10% : cela reste une petite part de la totalité du gaz consommé sur le territoire. Mais une proportion à laquelle tient malgré tout la collectivité. "Ce biogaz permet de remplacer une part du gaz fossile que l’on achète. Or, on a vu l’hiver dernier sur nos factures combien son prix pouvait être fluctuant et très cher, explique Marc Hoffsess, adjoint à la maire de Strasbourg en charge de la transformation écologique du territoire. Alors que ce biogaz, on en maîtrise la production, c’est nous qui en fixons le prix qui reste stable parce qu’on maîtrise le processus.
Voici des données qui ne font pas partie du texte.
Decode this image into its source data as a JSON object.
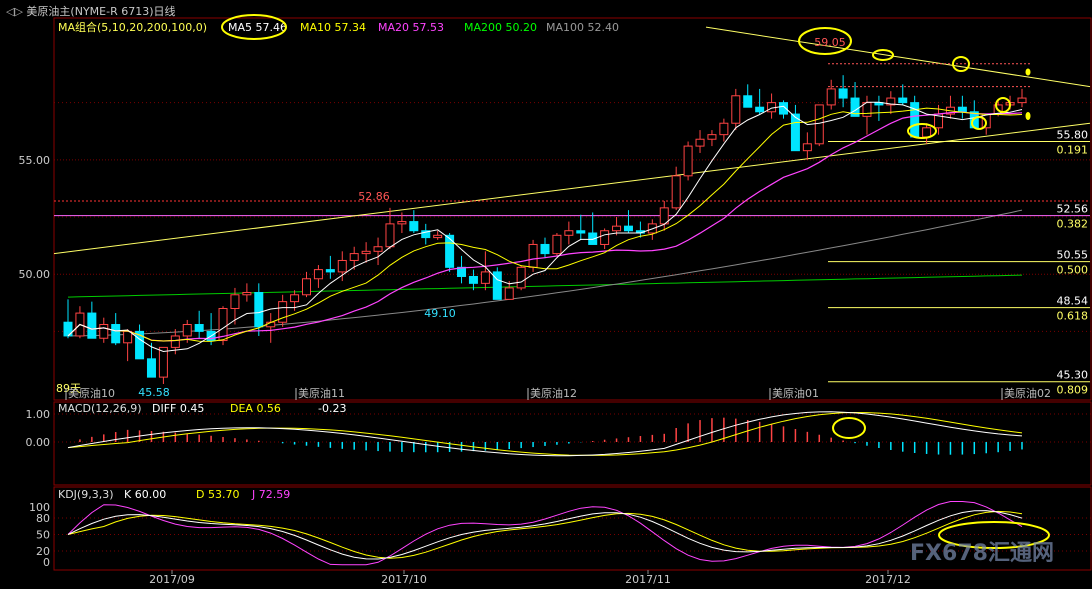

C’est une forme d’autonomie et d’indépendance énergétique qui est intéressante", ajoute l’élu écologiste.

Et comme désormais plus rien ne se perd, le reste de nos assiettes n’a pas produit que du biogaz. Il a aussi généré de l'engrais, sous forme liquide ou solide, très riche en phosphore et en azote : un fertilisant idéal pour les agriculteurs, qui viennent régulièrement s’approvisionner après avoir déposé leurs déchets organiques qui, à leur tour, donneront biogaz et engrais. La boucle ainsi se boucle : ce qui était issu de la terre retourne à la terre.